The New York Times Book Review - Meghan Daum
Readers familiar with [Walker's 2010 memoir, Street Shadows], will experience this one as a detailed origin story fused with a history lesson about the Worldwide Church of God and its charismatic and duplicitous leader, Herbert W. Armstrong, who reschedules the Great Tribulation as necessary…the book is a devastating testament to the scope of the damage that can be wrought by fanaticism.
From the Publisher
The key to the memoir’s cumulative power is Walker’s narrative command; the rite of passage is rockier than most, making the redemption well-earned.”

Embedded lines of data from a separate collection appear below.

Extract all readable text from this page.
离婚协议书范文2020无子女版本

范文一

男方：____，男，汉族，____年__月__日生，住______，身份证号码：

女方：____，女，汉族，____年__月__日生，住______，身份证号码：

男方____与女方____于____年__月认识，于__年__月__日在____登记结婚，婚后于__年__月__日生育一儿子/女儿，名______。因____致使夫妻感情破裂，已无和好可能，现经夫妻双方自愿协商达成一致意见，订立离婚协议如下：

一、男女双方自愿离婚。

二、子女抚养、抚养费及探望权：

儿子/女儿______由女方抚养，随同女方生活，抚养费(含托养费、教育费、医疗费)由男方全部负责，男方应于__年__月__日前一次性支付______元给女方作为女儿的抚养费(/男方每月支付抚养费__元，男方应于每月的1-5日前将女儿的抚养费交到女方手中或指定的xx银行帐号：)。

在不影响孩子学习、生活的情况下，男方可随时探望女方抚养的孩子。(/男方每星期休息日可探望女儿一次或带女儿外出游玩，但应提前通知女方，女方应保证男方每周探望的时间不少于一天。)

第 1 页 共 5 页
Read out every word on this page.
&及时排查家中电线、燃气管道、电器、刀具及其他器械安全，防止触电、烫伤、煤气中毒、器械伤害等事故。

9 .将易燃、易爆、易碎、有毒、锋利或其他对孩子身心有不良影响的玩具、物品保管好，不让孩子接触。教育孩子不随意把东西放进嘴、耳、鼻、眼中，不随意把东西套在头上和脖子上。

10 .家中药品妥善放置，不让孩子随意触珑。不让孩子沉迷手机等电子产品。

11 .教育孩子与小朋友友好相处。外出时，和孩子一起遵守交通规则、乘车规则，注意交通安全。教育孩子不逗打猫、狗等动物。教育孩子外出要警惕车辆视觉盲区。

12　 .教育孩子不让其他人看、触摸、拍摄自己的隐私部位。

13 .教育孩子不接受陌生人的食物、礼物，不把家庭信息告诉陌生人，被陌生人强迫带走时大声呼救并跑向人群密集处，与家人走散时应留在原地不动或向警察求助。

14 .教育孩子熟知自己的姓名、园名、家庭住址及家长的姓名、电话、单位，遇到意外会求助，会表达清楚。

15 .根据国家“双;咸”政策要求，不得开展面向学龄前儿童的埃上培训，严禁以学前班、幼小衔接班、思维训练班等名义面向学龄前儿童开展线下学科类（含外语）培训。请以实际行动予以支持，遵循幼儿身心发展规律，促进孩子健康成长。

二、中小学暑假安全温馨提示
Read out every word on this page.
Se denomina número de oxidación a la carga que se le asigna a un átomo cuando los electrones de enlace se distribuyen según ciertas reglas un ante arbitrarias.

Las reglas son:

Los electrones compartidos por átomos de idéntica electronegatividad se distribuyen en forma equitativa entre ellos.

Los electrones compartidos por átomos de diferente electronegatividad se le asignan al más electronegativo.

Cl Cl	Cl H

—Kirkus Reviews, starred review
“Jerald Walker has a remarkable story to tell, and he tells it with a wealth of grace and intelligence at his command.”
—Vivian Gornick
Kirkus Reviews
★ 2016-06-08
A memoir in which a young boy comes to terms with the religious cult that had given his family hope.In this follow-up to the author's Street Shadows: A Memoir of Race, Rebellion, and Redemption (2011), a debut that proved a breakthrough in terms of awards and recognition, the focus is tighter and the narrative challenge considerable, as Walker (Creative Writing/Emerson Coll.) assumes the perspective of the boy he was from ages 6 through 14, in a black family belonging to the overwhelmingly white (and segregationist) Worldwide Church of God. Its charismatic founder, Herbert W. Armstrong, had prophesied that only the anointed "chosen" would find redemption upon the Earth's imminent destruction. Young "Jerry" would barely be 11 years old when this would happen, and he accepted the prophecy on faith, though the specifics of his religion confused his young mind. His alcoholic, epileptic father and his mother—both blind—had embraced the cult in part because they thought sight would be their reward. They also had some secrets in their pasts that their son would only learn later. As the predicted apocalypse of 1975 failed to happen and the boy matured and experienced more of the world, he lost faith in the church, as did other congregants and members of his family. He found himself torn between Armstrong's vision of a better life to come and the streetwise testimony of Iceberg Slim and other hustlers. At a pivotal point, he writes, "my life isn't becoming a real horror show, I'm thinking. It's been one for a long time." He asked his older brother, "How do you un-believe a belief?" and he learned "how the world is full of deception, how very few people can really be trusted, how it's important that I learn to think and make decisions on my own." The key to the memoir's cumulative power is Walker's narrative command; the rite of passage is rockier than most, making the redemption well-earned.